One feels guilty of sentiment here (after reading Nietzsche!), and hurries back to the sober features of those crowded volumes. Here, in cold scientific statement, is our social problem: here are volumes biological on heredity, eugenics, dietetics, and disease; volumes sociological on marriage, prostitution, the family, the position of woman, contraception and the control of population; volumes psychological on education, criminology, and the replacement of supernatural by social religion; volumes economic on private property, poverty, child labor, industrial methods, arbitration, minimum wage, trusts, free trade, immigration, prohibition, war; volumes political on individualism and communism, anarchism and socialism, single tax, Darwinism and politics, democracy and aristocracy, patriotism, imperialism, electoral and administrative methods; methodological volumes on trade-unions and craft-unions, “direct action” and “political action,” violence and non-resistance, revolution and reform.

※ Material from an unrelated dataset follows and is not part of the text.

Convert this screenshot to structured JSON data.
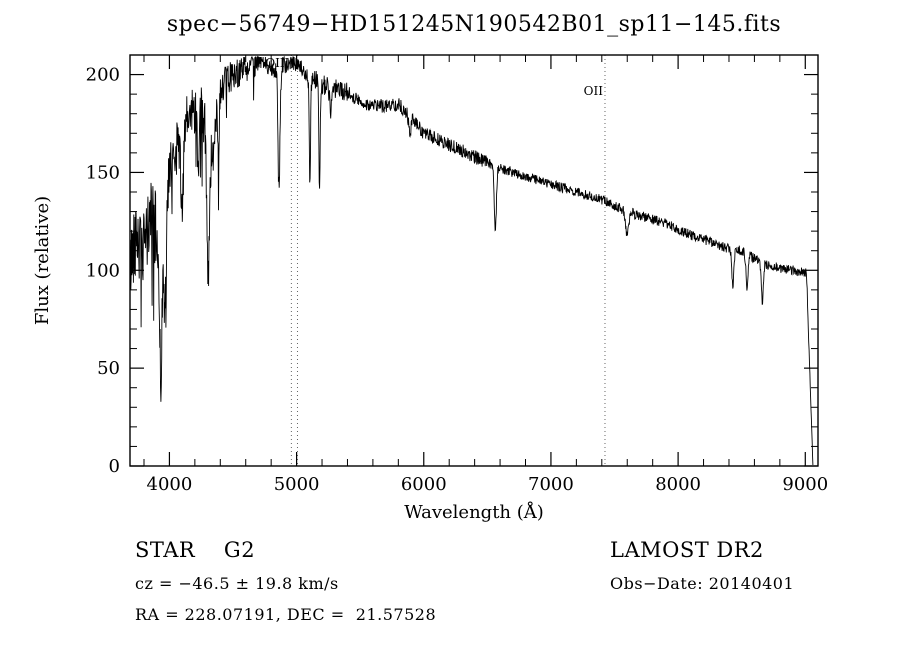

It is a discouraging maze; we plunge into it almost hopelessly. Several of these authors have schemes for taking the social machine apart, and a few even have schemes for putting it together again; hardly one of them remembers the old warning that this machine must be kept going while it is being repaired. And each of these solutions, as its author never suspects, is but an added problem.

Let us listen to these men for a while, let us follow them for a space, and see where they bring us out. They may not bring us out at all; but perhaps that is just what we need to see.